Un problema poco conosciuto, ma dalle conseguenze importanti che causa danni estetici e funzionali, è l’ orbitopatia tiroidea: un disturbo che crea i cosiddetti “occhi in fuori” (occhi sporgenti). L’ orbitopatia tiroidea è infatti un disturbo che causa alterazioni importanti nell’ orbita oculare ed è dovuto ad alterazioni a carico della funzionalità della tiroide, in particolare del morbo di Graves. Il problema colpisce soprattutto le giovani donne che, in pochi mesi, possono ritrovarsi con gli “occhi in fuori”. Si tratta di alterazioni importanti che compromettono in modo significativo l’ estetica dello sguardo, e che possono intaccare anche la vista e le funzioni oculari.
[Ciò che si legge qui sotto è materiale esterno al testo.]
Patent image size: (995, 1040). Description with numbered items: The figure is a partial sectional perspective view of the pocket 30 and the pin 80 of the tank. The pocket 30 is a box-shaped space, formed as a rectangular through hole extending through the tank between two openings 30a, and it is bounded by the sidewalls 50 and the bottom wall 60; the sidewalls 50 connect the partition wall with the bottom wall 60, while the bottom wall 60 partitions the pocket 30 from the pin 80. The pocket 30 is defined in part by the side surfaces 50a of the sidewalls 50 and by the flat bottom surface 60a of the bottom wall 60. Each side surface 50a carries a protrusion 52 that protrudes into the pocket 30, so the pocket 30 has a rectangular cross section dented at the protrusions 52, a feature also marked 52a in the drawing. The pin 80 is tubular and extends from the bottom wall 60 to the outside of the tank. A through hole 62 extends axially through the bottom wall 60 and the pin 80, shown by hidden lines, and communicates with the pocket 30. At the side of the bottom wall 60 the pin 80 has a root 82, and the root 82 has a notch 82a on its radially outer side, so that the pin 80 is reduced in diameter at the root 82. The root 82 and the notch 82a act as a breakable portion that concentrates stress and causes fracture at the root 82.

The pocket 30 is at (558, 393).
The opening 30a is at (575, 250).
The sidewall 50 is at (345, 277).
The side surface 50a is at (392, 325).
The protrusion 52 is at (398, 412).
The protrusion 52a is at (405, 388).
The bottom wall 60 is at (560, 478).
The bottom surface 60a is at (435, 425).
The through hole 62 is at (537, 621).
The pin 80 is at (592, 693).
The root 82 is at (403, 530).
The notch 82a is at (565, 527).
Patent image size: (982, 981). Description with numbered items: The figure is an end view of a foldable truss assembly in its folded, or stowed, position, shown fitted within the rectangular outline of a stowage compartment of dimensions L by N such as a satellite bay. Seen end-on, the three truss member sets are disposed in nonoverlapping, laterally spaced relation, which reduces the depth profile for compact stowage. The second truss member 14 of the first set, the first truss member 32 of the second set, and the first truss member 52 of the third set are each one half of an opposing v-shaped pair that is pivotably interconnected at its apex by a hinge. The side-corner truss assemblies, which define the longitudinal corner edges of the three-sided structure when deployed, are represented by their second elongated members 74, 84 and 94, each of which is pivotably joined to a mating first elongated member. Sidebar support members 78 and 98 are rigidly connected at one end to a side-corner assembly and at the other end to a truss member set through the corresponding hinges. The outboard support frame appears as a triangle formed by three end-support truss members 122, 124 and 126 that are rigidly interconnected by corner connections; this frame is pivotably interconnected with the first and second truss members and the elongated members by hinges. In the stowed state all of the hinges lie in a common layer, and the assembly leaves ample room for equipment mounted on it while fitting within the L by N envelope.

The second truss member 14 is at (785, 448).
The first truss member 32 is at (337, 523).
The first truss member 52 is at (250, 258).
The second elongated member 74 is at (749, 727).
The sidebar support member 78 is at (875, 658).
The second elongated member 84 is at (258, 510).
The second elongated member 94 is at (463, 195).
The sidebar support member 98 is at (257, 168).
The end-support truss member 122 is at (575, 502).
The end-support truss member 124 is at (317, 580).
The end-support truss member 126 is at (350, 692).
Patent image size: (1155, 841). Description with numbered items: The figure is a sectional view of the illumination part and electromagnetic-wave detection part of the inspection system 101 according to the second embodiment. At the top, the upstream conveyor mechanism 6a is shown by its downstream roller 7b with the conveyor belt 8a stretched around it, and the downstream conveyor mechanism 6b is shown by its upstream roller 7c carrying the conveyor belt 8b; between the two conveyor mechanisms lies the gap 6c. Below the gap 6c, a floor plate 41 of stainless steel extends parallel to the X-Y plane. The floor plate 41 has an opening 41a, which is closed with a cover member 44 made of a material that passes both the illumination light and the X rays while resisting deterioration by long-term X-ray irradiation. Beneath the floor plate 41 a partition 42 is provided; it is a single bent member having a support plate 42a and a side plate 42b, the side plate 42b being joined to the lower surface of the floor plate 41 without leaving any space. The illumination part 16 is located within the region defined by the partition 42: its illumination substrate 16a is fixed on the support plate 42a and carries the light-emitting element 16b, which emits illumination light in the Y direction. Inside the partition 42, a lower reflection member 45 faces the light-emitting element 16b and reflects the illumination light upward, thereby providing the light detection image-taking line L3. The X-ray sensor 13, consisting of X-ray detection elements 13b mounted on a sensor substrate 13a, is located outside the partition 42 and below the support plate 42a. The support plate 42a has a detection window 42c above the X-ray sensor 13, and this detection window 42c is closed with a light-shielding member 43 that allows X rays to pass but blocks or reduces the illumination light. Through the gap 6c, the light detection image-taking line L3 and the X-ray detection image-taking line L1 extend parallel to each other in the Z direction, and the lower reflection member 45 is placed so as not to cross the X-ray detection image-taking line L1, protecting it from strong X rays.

A soffrirne sono soprattutto le persone con una familiarità per le malattie della tiroide e le conseguenze sulla salute degli occhi sono più gravi nei fumatori: più sigarette si fumano e più è grave la manifestazione del disturbo sugli occhi.
Per quanto riguarda i dati, un italiano ogni 10 soffre di problemi alla tiroide, con un’ incidenza più elevata tra le donne quarantenni. L’ orbitopatia tiroidea colpisce una donna ogni 6 mila, in età compresa tra i 35 e i 60 anni.
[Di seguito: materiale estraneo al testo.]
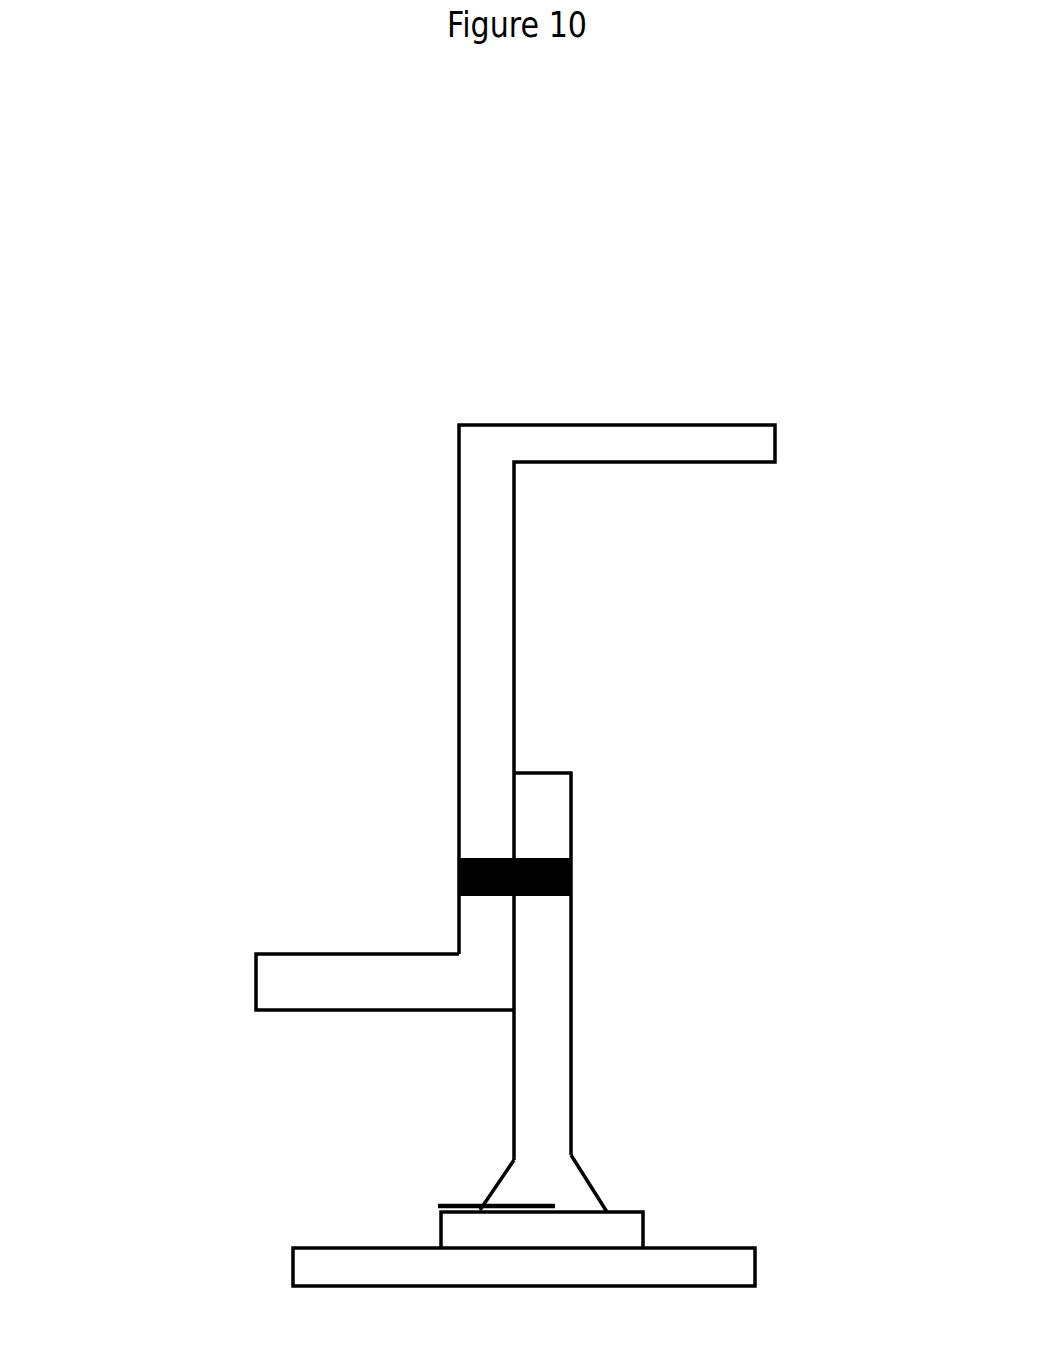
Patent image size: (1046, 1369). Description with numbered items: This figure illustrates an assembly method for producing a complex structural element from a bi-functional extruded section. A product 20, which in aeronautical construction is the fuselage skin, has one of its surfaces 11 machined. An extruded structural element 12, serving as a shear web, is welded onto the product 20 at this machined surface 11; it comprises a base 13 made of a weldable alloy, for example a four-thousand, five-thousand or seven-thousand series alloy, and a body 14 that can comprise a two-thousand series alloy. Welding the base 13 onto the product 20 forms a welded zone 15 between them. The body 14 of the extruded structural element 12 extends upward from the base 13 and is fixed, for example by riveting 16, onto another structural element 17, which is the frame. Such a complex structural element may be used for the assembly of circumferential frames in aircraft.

The structural element 17 is at (372, 628).
The body 14 is at (573, 983).
The riveting 16 is at (573, 870).
The extruded structural element 12 is at (426, 1047).
The base 13 is at (572, 1146).
The welded zone 15 is at (411, 1184).
The surface 11 is at (682, 1223).
The product 20 is at (204, 1258).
Quasi sempre le pazienti affette da orbitopatia tiroidea richiedono un trattamento estetico per ritornare come prima della malattia, e ciò non è quasi mai raggiungibile con farmaci, steroide o altro.
L’ orbitopatia tiroidea determina infatti un aumento del volume orbitario (ossia dello spazio dietro l’ occhio) con conseguente esoftalmo (occhio sporgente) e retrazione palpebrale (eccessiva apertura delle palpebre).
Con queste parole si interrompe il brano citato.